Surely there is no shortage of third-party applications suitable for this task, but I wanted to find an application that ships with macOS that could be used. The default terminal emulator on macOS (Terminal.app) supports saving a “terminal profile” to a file, which looks something like this:
<?xml version="1.0" encoding="UTF-8"?> <!DOCTYPE plist PUBLIC "-//Apple//DTD PLIST 1.0//EN" "http://www.apple.com/DTDs/PropertyList-1.0.dtd"> <plist version="1.0"> <dict> <key>CommandString</key> <string>open -a Calculator; killall Terminal</string> <key>ProfileCurrentVersion</key> <real>1.0</real> <key>RunCommandAsShell</key> <false/> <key>name</key> <string>CVE-2021-40531</string> <key>shellExitAction</key> <integer>0</integer> <key>type</key> <string>Window Settings</string> <key>warnOnShellCloseAction</key> <integer>0</integer> </dict> </plist>
When a terminal profile is opened, it launches Terminal.app, creates a new window using that profile, and runs the startup command specified in the “CommandString” property. This makes terminal profiles a great choice for achieving remote code execution in the context of this vulnerability.
It is important to note that if Sketch were properly quarantining downloaded files, the terminal profile would not be able to open and execute code without confirmation. Even with proper quarantining, some users might just click “Run” anyway, but that’s a separate problem out of scope for this blog post. :)
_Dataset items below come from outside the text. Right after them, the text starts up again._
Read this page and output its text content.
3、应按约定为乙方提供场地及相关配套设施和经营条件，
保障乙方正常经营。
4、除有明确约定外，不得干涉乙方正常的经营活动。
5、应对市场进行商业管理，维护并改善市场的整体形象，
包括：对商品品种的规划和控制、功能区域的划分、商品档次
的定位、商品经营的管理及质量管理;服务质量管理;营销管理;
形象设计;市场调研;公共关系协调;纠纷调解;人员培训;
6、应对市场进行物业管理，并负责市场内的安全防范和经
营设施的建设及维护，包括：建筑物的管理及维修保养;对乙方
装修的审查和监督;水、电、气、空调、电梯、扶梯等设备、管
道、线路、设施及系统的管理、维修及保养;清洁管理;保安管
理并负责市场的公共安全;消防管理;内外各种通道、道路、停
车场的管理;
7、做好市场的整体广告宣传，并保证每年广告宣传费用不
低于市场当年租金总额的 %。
To make installing libraries (or delivering this exploit) even easier, Sketch registers a URL handler that accepts links in the following form:
This makes it possible to install a Sketch library feed by simply clicking a link. In fact, Apple uses this strategy to provide access to their official Sketch libraries. While using the URL handler is not necessary for exploiting this vulnerability, it makes it even easier; potentially securing remote code execution on the victim’s machine with just one click.
Proof of concept
A small proof-of-concept which opens Calculator.app by exploiting this vulnerability (shown at the top of the page) is available on my GitHub here.
Sketch 75 and beyond now appropriately quarantine files downloaded from library feeds. If you aren’t using Sketch 75 or newer, you should avoid using any untrusted library feeds and update as soon as possible.
Finally, I’d like to thank Sketch for their swift cooperation in fixing this vulnerability and for providing a €1,250 reward for reporting this vulnerability.